Auto Industry Asks Ottawa For Loans

Oct. 28, 2008
Asked government to match loans given by U.S. to its auto companies

Canada's automotive industry on Oct. 28 asked the government to lend it cash to ride out a credit crunch and a sales slump not seen since the 1980s. "Assistance is required immediately if our country has any hope of salvaging a once-vibrant and prosperous industry that is experiencing a temporary but very serious financial crisis," Gerry Fedchun, president of the Automotive Parts Manufacturers Association of Canada, said in a letter to federal Finance Minister Jim Flaherty and Ontario Finance Minister Dwight Duncan. A copy of the letter was obtained by Agence France-Presse.

"Lack of profitability has been with us for two years already and many companies have exhausted their lines of credit," he said.

Fedchun, who said a recovery in the cyclical car industry is predicted to be at least 18 months away, heads the Canadian association representing parts suppliers for Ford, Chrysler, General Motors, Toyota and Honda.

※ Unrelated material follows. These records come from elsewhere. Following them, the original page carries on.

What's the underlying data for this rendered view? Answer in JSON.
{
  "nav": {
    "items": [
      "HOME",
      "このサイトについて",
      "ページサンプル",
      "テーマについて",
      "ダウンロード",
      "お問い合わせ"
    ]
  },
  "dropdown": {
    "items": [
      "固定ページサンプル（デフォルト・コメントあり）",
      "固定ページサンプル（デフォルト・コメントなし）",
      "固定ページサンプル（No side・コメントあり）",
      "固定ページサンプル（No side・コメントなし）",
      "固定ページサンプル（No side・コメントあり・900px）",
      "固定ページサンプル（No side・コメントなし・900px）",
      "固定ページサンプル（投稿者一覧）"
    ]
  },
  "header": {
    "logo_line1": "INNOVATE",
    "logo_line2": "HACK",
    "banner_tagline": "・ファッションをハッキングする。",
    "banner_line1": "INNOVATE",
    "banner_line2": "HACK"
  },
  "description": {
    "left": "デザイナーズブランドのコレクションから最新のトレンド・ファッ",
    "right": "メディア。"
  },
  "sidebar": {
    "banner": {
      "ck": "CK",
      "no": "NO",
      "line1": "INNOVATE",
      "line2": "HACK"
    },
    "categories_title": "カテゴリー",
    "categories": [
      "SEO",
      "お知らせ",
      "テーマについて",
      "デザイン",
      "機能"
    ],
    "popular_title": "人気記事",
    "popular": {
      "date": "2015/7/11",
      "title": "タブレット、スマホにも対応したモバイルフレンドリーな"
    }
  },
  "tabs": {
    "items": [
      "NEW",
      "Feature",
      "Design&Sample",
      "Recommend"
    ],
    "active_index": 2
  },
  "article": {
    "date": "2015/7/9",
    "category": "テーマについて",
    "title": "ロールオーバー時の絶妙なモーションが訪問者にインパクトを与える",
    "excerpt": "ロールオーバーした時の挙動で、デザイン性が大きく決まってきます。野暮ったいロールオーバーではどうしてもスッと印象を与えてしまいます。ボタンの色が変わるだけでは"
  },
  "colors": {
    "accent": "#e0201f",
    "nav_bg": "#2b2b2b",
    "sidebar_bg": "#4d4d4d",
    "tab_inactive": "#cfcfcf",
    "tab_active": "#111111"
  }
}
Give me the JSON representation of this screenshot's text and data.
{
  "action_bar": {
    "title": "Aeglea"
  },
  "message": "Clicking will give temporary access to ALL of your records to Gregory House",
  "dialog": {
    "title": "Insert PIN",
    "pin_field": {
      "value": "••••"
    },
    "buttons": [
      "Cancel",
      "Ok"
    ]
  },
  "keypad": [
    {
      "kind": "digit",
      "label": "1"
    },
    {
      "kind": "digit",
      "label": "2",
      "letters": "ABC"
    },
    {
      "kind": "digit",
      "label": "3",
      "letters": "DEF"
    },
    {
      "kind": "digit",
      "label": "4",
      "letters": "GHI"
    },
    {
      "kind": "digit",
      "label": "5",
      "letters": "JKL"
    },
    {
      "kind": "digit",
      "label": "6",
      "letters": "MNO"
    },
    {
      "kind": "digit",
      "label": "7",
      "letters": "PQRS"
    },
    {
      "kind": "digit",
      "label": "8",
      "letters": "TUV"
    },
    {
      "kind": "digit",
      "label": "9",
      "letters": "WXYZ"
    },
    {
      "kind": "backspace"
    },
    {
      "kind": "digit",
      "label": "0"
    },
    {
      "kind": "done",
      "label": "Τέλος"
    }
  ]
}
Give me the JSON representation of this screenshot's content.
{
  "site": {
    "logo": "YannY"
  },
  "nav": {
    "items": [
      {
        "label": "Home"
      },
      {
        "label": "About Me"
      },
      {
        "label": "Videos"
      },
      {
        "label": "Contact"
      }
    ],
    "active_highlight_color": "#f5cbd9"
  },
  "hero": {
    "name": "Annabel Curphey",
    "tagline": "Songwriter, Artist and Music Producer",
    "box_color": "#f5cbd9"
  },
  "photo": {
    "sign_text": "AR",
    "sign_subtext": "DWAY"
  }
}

In an interview with the daily Globe and Mail newspaper, Fedchun said the amount of money needed in short term loans could be as much as one billion dollars (US$770 million).

His association's call for action is supported by the Canadian Vehicle Manufacturers Association, which represents Chrysler, Ford and General Motors, and by GM Canada itself, the newspaper said.

On Setp. 27, troubled U.S. automakers learned from that they may be eligible for help under a $700 billion dollar economic rescue package. Big Three Detroit automakers also were offered a $25 billion shot in the arm by Washington in late September when legislators agreed to cover the cost of insuring a massive loan from the Energy Department. The loan was meant to help automakers reach a new fuel-economy goal of 35 miles per U.S. gallon by 2020.

Fedchun asked Ottawa to proportionally match this sum -- equivalent to 3.8 billion dollars (US$2.9 billion). He also asked the government to make research and development tax credits refundable so that "companies that are presently without taxable income can see an immediate benefit."